A couple of days later the guys were quietly soaking in the men’s plunge after a hard day’s work when tiny, naked, practically hairless Suzuki slowly entered the deep, hot, sulfur water, holding a washcloth-sized towel over his genitals, as they do in Japan, a practice no one else copied. Bob was there, audibly taking deep breaths, keeping an obvious silence, staring straight ahead, showing his teacher he was doing meditation in the baths as he was supposed to. Suzuki sidled up to him nonchalantly and said, “Oh, the water’s very hot. How hot do you think it is?” Bob didn’t know what to do.
If we feel too close, it doesn’t make any sense, we cannot help each other. So we need some distance. The rules will give some distance between teacher and disciple. Because of the distance, the student may have some freedom in his activity, and the teacher will find out how to help him. When you play a game, if you are too close, you cannot play. Only when you have some distance between you can you play something.
Suzuki told an old Chinese folk tale about the difference between heaven and hell. In hell, everyone has very short arms. They sit around tables full of sumptuous food, trying to eat with very long chopsticks, but they can’t get the food in their mouths because the chopsticks are too long and their arms too short. They try in agony to feed themselves, to no avail. In heaven, everyone also has short arms, but everyone is feeding each other across the table and having a lovely time.
He said the beings in hell are driven by greed and selfishness, always wanting more, just repeating their bad habits in confusion. So how do creatures of habit come to act naturally, like the beings in that Chinese heaven, when they’re so lost to begin with? First he said, “We must establish our practice in our delusion.” The way to do this is to have some rules, which we receive from those who have gone before us and whom we respect. He likened it to putting a snake in a bamboo tube. He’d had plenty of such straightening out in his life from childhood on, more difficulty and effort than his students could imagine.

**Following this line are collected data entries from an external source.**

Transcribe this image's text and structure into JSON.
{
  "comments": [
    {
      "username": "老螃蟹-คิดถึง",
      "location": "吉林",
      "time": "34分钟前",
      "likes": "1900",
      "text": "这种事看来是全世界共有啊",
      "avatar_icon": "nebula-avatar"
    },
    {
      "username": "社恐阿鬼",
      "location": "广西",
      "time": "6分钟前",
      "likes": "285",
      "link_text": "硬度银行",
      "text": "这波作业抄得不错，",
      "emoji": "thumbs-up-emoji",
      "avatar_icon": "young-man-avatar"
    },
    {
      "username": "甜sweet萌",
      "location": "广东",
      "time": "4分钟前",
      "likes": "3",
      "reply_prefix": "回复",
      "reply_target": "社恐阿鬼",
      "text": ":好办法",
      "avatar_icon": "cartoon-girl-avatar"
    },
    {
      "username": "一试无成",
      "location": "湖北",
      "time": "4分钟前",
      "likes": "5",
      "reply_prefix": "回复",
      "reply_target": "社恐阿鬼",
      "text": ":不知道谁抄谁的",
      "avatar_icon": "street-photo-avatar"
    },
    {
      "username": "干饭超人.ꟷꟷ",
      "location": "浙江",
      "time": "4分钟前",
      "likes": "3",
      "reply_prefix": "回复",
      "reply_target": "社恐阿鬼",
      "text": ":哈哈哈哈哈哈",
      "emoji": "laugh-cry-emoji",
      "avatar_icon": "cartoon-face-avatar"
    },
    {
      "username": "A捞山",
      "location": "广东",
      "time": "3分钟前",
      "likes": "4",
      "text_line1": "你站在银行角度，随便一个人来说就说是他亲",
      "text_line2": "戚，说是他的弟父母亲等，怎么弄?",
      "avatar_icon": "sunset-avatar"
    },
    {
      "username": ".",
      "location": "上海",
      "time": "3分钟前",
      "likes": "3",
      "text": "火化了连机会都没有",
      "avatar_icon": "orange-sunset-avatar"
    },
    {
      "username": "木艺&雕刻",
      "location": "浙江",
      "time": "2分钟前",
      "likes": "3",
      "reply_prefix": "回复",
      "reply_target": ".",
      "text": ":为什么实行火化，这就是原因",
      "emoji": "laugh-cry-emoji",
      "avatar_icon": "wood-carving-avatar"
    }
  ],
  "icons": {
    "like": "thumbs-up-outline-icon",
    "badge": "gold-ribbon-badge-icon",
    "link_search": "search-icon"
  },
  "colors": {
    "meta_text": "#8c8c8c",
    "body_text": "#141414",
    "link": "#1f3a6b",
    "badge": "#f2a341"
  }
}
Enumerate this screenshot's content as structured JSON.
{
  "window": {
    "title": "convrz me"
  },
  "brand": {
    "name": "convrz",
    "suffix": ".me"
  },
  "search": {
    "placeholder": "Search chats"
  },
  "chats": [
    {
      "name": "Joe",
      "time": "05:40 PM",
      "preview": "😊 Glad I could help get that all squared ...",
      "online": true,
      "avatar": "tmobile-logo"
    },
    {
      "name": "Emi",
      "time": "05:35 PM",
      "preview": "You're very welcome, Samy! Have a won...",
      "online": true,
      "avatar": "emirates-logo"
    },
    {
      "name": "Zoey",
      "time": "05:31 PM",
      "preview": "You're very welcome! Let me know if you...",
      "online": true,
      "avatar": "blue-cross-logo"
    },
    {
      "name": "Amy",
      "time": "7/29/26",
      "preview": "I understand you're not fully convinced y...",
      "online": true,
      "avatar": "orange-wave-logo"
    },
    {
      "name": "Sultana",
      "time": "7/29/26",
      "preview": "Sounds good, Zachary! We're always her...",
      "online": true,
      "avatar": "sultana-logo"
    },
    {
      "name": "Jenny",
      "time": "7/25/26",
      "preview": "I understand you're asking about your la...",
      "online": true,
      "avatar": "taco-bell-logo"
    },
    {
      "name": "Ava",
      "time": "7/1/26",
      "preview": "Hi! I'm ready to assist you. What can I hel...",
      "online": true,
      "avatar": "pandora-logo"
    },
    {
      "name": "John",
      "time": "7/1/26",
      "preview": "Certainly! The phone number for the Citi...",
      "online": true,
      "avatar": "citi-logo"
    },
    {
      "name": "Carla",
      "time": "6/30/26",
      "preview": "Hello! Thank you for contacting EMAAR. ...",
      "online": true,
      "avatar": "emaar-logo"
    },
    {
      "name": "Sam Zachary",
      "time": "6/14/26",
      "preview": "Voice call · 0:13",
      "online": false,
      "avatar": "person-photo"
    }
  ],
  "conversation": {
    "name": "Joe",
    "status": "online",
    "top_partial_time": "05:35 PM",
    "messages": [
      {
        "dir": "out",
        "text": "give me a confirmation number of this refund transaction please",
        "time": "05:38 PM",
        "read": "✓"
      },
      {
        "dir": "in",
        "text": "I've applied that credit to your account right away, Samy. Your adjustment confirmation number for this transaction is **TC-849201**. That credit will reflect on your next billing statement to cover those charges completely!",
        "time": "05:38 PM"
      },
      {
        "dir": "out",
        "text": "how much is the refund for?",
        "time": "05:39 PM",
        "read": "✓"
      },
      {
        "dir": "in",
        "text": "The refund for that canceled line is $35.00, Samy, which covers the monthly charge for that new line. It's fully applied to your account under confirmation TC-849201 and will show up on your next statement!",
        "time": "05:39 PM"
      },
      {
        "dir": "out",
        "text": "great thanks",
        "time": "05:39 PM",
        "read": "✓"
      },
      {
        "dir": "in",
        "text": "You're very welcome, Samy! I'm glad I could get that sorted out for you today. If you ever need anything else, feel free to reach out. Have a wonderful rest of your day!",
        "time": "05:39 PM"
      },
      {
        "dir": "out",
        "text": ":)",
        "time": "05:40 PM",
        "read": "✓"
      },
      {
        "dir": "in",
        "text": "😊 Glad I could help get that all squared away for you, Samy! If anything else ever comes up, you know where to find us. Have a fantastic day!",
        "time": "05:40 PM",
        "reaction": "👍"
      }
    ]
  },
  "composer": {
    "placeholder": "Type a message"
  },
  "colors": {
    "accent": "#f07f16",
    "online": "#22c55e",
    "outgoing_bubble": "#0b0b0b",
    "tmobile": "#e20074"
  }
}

What I want to talk about now is how to orient your mind in practice. For the beginner it is inevitable that there will be hard discipline, the observation of some rules. Rigid rules are not our point. But if you want to acquire vital freedom, it is necessary to have some strength, some discipline, in order to be free from one-sided dualistic ideas. So our training begins in the realm of duality or rules: what we should or should not do.
As always, his students would ask why. Suzuki said in Japan no one would even think of asking why. He admired the sincerity and honesty of his students but cautioned that it would be hard to
establish a practice if they had to think about things so much. He said he wasn’t asking anything unreasonable and that most questions would answer themselves in time. Philip Wilson told them of a saying at Eiheiji: “Don’t say no for the first five years.” Suzuki often said, “Just do it!”
With rules, sometimes Suzuki would emphasize kindness and sometimes he would emphasize strictness.
When we practice our way, we should forget everything and try to find ourself in our everyday life. That is why we must be strict, we must have strict rules. Our human nature is very sneaky. Without some strict way we will go this way and that way.
The counter-cultural credo of the times was “Do your own thing,” and vague yet passionately held ideas of love and freedom were in the air. Many of Suzuki’s students had ridden the waves of hippiedom into the Zen Center, rejecting to various degrees the mores of middle America. Others had resisted the authority of government in civil disobedience or had broken the law by taking psychedelics. They had thrown off some of the shackles of their society and were looking for liberation. They were a striking mix of individualists and eccentrics who would never have ended up together, following that disciplined life, if not for Suzuki. Now they were getting up in the dark, practicing zazen in full or half lotus, chanting together in an ancient, unfamiliar language, wearing robes, eating in silence, working hard, and making every attempt to follow a life far more structured than the ones they’d rejected.
These kinds of rules are necessary, because before you start practice or realize the necessity of a religious life, before you adore something holy, you are bound in the realm of necessity, controlled completely by your surroundings. When you see something beautiful, you will stay there as long as possible. When you are tired of it, you will go to another place. You may think that is freedom, but it is not freedom, it’s being enslaved by your surroundings, that is all. Not at all free! That kind of life is just material and superficial.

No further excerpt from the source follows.